10 thoughts on “Reality Is—The Feynman Path Integral

  1. Jonah, I think you have the light ray in your illustration of refraction bending in the wrong direction: you have shown the apparent bending of a stick thrust into water, but the actual light rays bends the other way. Anyway, the diagram is confusing – perhaps you should show both the physical stick, its actual and apparent position, and the light rays to make it clear.

    1. Thanks for reading, Steve. Yes, you’re right, the light bends the wrong direction. I’ll fix this.

      However, there’s no stick in this image because there’s no stick in the scenario! Light bends when it crosses the interface between air and water, and I’m using this describe the principle of least action.

  2. Jonah, I completely support your idea that Reality Is—The Feynman Path Integral. Feynman is my hero.
    The metaphysical issues of the Path integral formalism and the Principle of least action take my time for several years. I dedicated my Ph.D. thesis and some articles to this. See: http://www.vtpapers.ru/english.html

  3. I find an interesting (simpler) analogy in basic solid state conductivity testing (Smits 1958 four probe). Because your excitation electrodes are on the top of a macroscopically thick sample (not a thin film), you have to account for the different paths the electrons can flow. Obviously a thicker sample has lower resistance, but it is not a simple linear relationship since you are not exciting from the ends of a bar or wire, but the top. So at the surface, you have the shortest path and then deeper into the sample, the current flow paths curve and cover longer distance. There are other boundary effects caused by the shape and distance to the edge of the sample (typically a ceramic disk).
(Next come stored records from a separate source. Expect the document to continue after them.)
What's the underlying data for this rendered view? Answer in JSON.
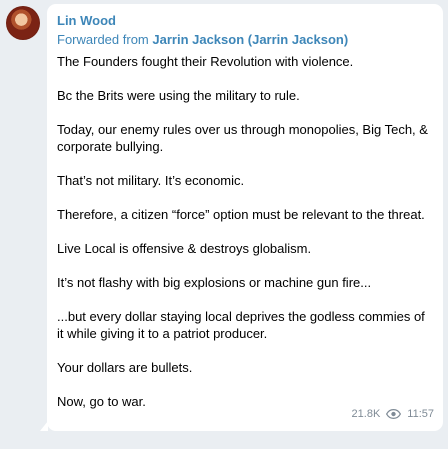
{
  "post": {
    "author": "Lin Wood",
    "forwarded_prefix": "Forwarded from",
    "forwarded_from": "Jarrin Jackson (Jarrin Jackson)",
    "paragraphs": [
      "The Founders fought their Revolution with violence.",
      "Bc the Brits were using the military to rule.",
      "Today, our enemy rules over us through monopolies, Big Tech, & corporate bullying.",
      "That’s not military. It’s economic.",
      "Therefore, a citizen “force” option must be relevant to the threat.",
      "Live Local is offensive & destroys globalism.",
      "It’s not flashy with big explosions or machine gun fire...",
      "...but every dollar staying local deprives the godless commies of it while giving it to a patriot producer.",
      "Your dollars are bullets.",
      "Now, go to war."
    ],
    "views": "21.8K",
    "views_icon": "eye-icon",
    "time": "11:57"
  },
  "colors": {
    "background": "#eaeef2",
    "bubble": "#ffffff",
    "accent": "#3d86b8",
    "meta": "#7f8b96"
  }
}
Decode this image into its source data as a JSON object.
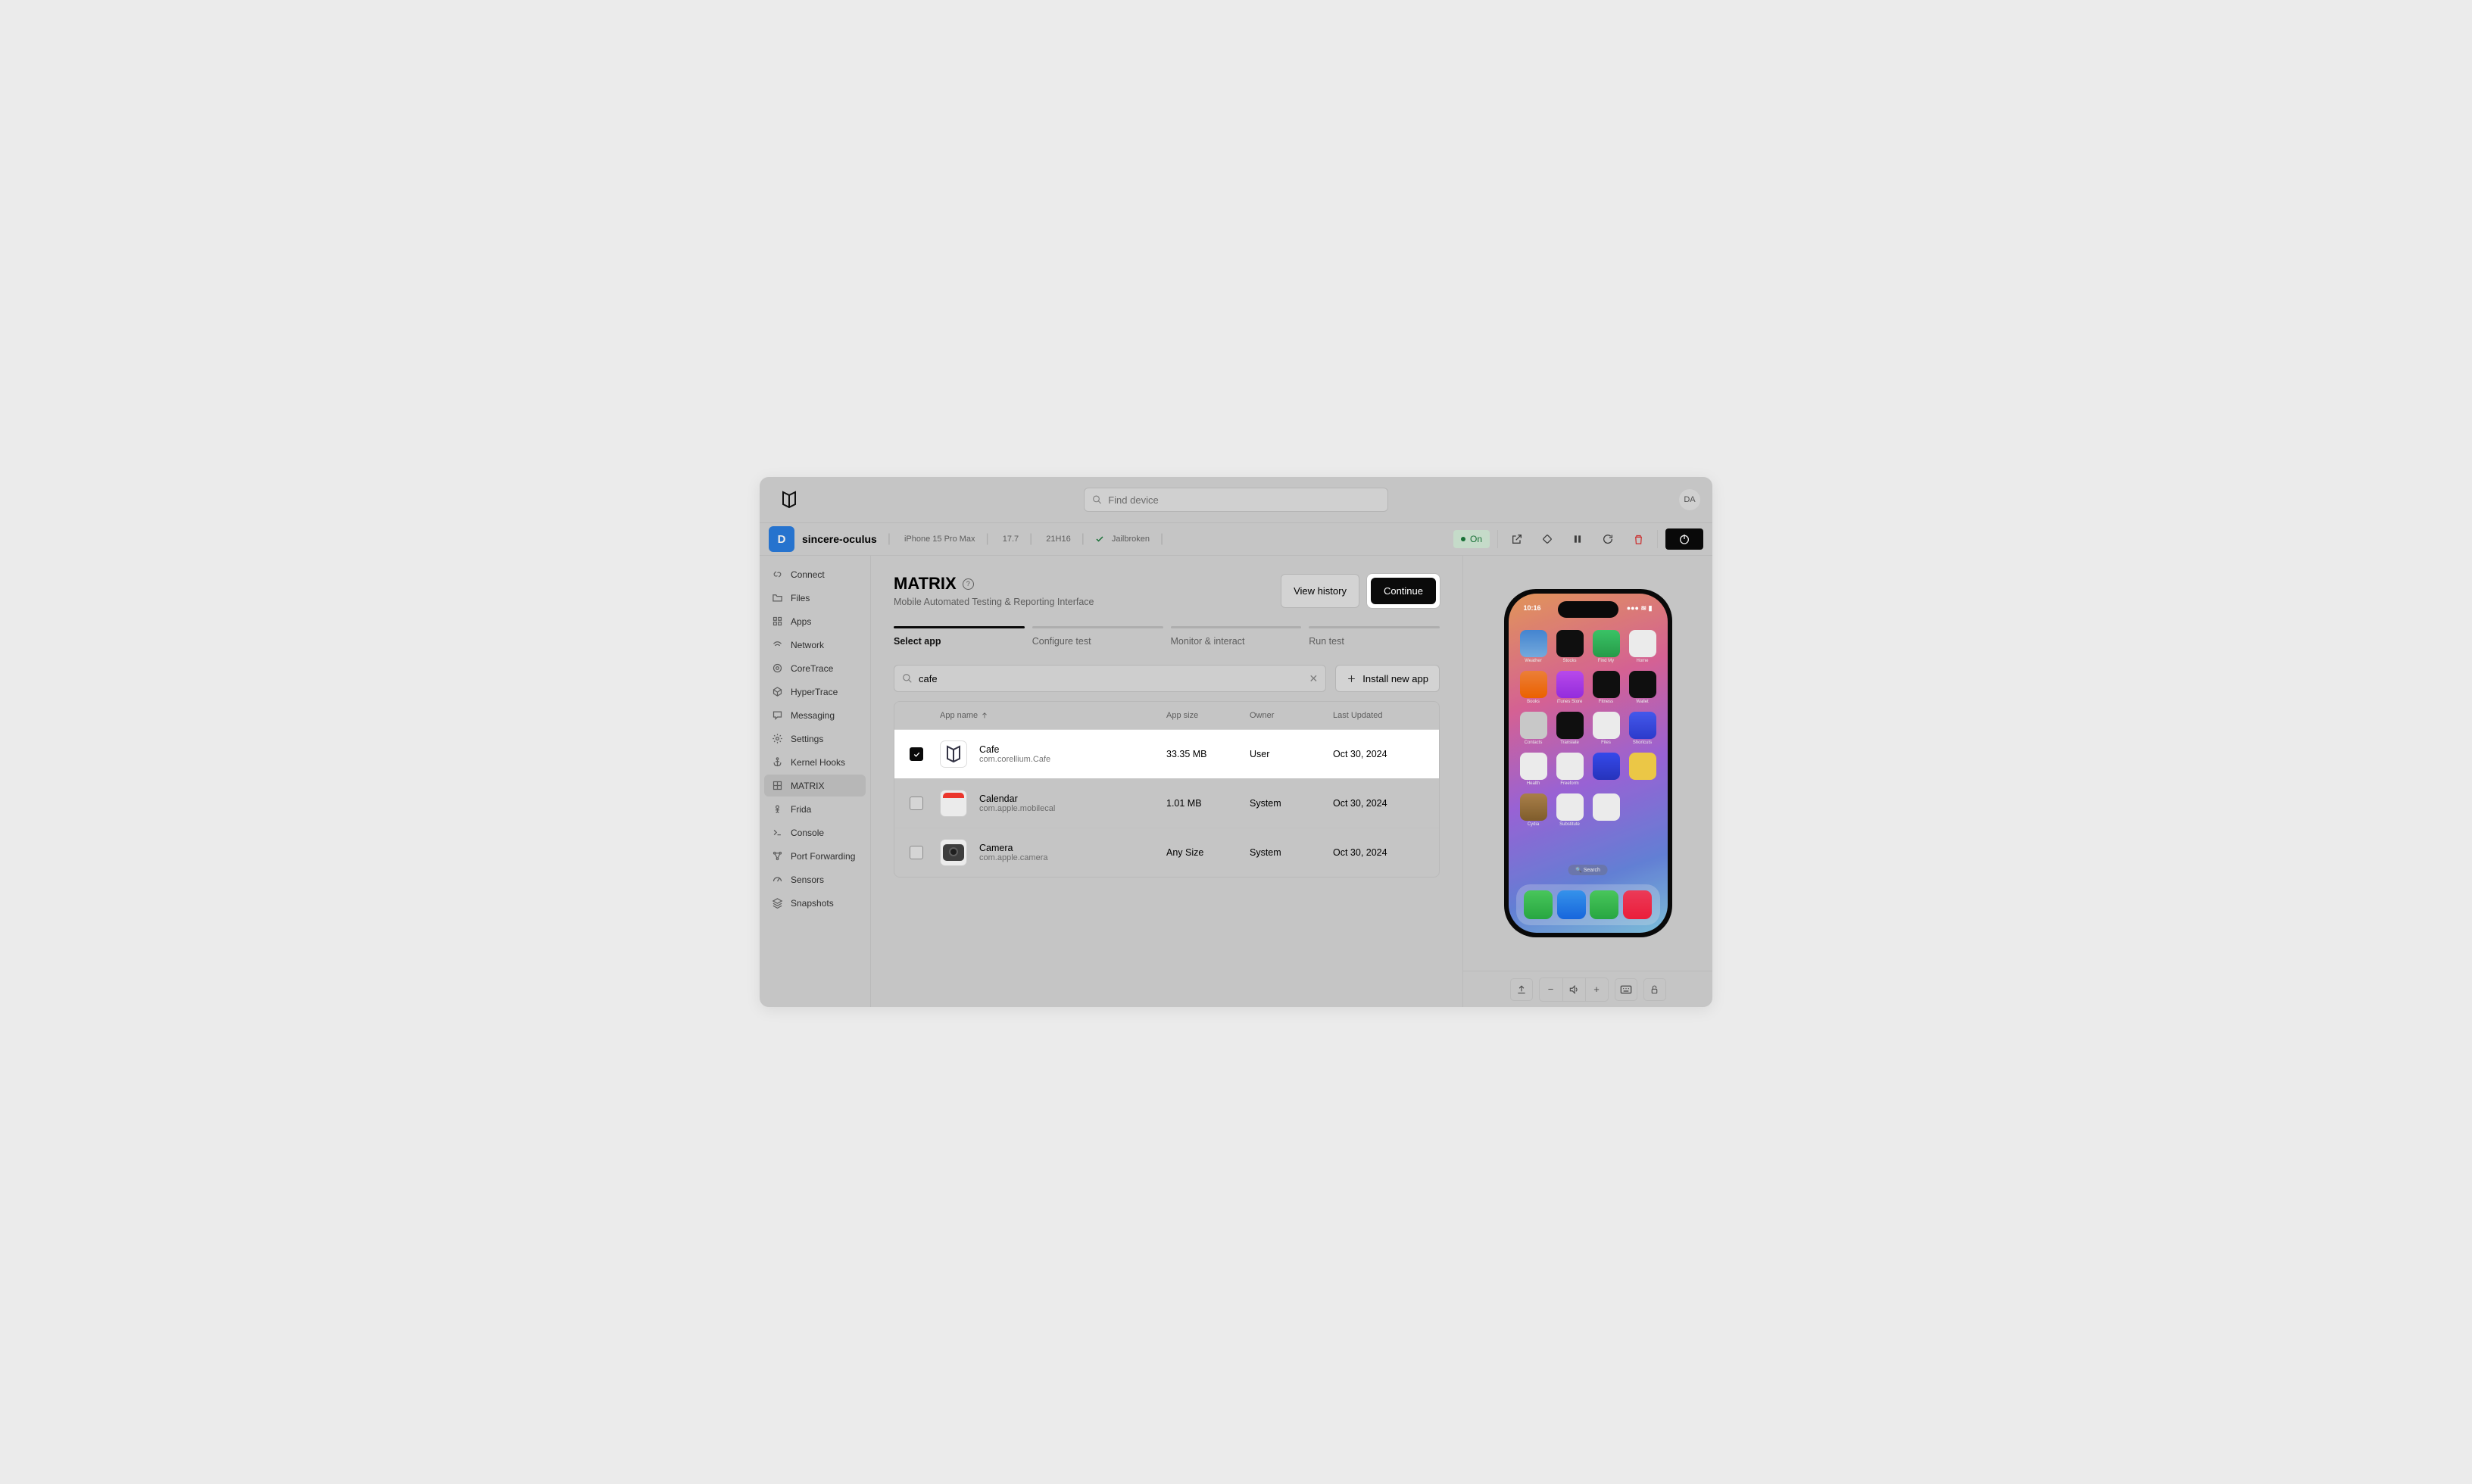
{
  "topbar": {
    "search_placeholder": "Find device",
    "avatar_initials": "DA"
  },
  "devicebar": {
    "initial": "D",
    "name": "sincere-oculus",
    "model": "iPhone 15 Pro Max",
    "os": "17.7",
    "build": "21H16",
    "jailbroken_label": "Jailbroken",
    "status_label": "On"
  },
  "sidebar": {
    "items": [
      {
        "label": "Connect",
        "icon": "link"
      },
      {
        "label": "Files",
        "icon": "folder"
      },
      {
        "label": "Apps",
        "icon": "grid"
      },
      {
        "label": "Network",
        "icon": "wifi"
      },
      {
        "label": "CoreTrace",
        "icon": "target"
      },
      {
        "label": "HyperTrace",
        "icon": "cube"
      },
      {
        "label": "Messaging",
        "icon": "message"
      },
      {
        "label": "Settings",
        "icon": "gear"
      },
      {
        "label": "Kernel Hooks",
        "icon": "anchor"
      },
      {
        "label": "MATRIX",
        "icon": "matrix",
        "active": true
      },
      {
        "label": "Frida",
        "icon": "frida"
      },
      {
        "label": "Console",
        "icon": "terminal"
      },
      {
        "label": "Port Forwarding",
        "icon": "nodes"
      },
      {
        "label": "Sensors",
        "icon": "gauge"
      },
      {
        "label": "Snapshots",
        "icon": "layers"
      }
    ]
  },
  "main": {
    "title": "MATRIX",
    "subtitle": "Mobile Automated Testing & Reporting Interface",
    "view_history_label": "View history",
    "continue_label": "Continue",
    "steps": [
      {
        "label": "Select app",
        "active": true
      },
      {
        "label": "Configure test"
      },
      {
        "label": "Monitor & interact"
      },
      {
        "label": "Run test"
      }
    ],
    "search_value": "cafe",
    "install_label": "Install new app",
    "columns": {
      "name": "App name",
      "size": "App size",
      "owner": "Owner",
      "updated": "Last Updated"
    },
    "rows": [
      {
        "checked": true,
        "name": "Cafe",
        "bundle": "com.corellium.Cafe",
        "size": "33.35 MB",
        "owner": "User",
        "updated": "Oct 30, 2024",
        "icon_svg": "logo",
        "highlighted": true
      },
      {
        "checked": false,
        "name": "Calendar",
        "bundle": "com.apple.mobilecal",
        "size": "1.01 MB",
        "owner": "System",
        "updated": "Oct 30, 2024",
        "icon_emoji": "calendar"
      },
      {
        "checked": false,
        "name": "Camera",
        "bundle": "com.apple.camera",
        "size": "Any Size",
        "owner": "System",
        "updated": "Oct 30, 2024",
        "icon_emoji": "camera"
      }
    ]
  },
  "phone": {
    "time": "10:16",
    "search_label": "Search",
    "home_apps": [
      {
        "lbl": "Weather",
        "bg": "linear-gradient(#4a90e2,#7eb8ef)"
      },
      {
        "lbl": "Stocks",
        "bg": "#111"
      },
      {
        "lbl": "Find My",
        "bg": "linear-gradient(#3fd46f,#2aa84f)"
      },
      {
        "lbl": "Home",
        "bg": "#fff"
      },
      {
        "lbl": "Books",
        "bg": "linear-gradient(#ff8a3d,#ff6a00)"
      },
      {
        "lbl": "iTunes Store",
        "bg": "linear-gradient(#c850ff,#a030ef)"
      },
      {
        "lbl": "Fitness",
        "bg": "#111"
      },
      {
        "lbl": "Wallet",
        "bg": "#111"
      },
      {
        "lbl": "Contacts",
        "bg": "#d9d9d9"
      },
      {
        "lbl": "Translate",
        "bg": "#111"
      },
      {
        "lbl": "Files",
        "bg": "#fff"
      },
      {
        "lbl": "Shortcuts",
        "bg": "linear-gradient(#4a60ff,#3040dd)"
      },
      {
        "lbl": "Health",
        "bg": "#fff"
      },
      {
        "lbl": "Freeform",
        "bg": "#fff"
      },
      {
        "lbl": "",
        "bg": "linear-gradient(#3a50ff,#2a38cc)"
      },
      {
        "lbl": "",
        "bg": "#ffd84d"
      },
      {
        "lbl": "Cydia",
        "bg": "linear-gradient(#b88a50,#8a6530)"
      },
      {
        "lbl": "Substitute",
        "bg": "#fff"
      },
      {
        "lbl": "",
        "bg": "#fff"
      }
    ],
    "dock": [
      {
        "bg": "linear-gradient(#4fd763,#2bb547)"
      },
      {
        "bg": "linear-gradient(#3a9fff,#1a6fef)"
      },
      {
        "bg": "linear-gradient(#4fd763,#2bb547)"
      },
      {
        "bg": "linear-gradient(#ff4060,#ff2040)"
      }
    ]
  }
}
    http://onlinelibrary.wiley.com/doi/10.1002/j.1538-7305.1958.tb03883.x/abstract

    P.s. I am not a physicist, just a materials tester.

  4. “and it doesn’t take one path from the initial position to the final position, it takes all possible paths. ”
    Is there actually any experimental proof for that claim?

    Because for me it sounds like physicists take what is required to calculate the correct probability for a particle to move from A to B and then make this huge leap of faith and claim that because they have to do this to get the correct result it means the particle has to move like that instead of saying they don’t know what the particle does between A and B.

    “Why should nature feel obligated to behave in the way you expect?” Exactly the same question applies to physicists that claim particles take EVERY possible way at the SAME TIME!

    1. The only evidence that particles take all paths (as Feynman argues) is that the model has predictive power. That said, you do have a point in the following sense: Feynman’s picture of quantum mechanics is one of three inter-related, equivalent pictures, the others being the Schrodinger and Heisenberg pictures, which treat particles as waves. There very much is compelling evidence that particles are waves. However, if you insist on trying to view particles as particles, then Feynman’s picture emerges.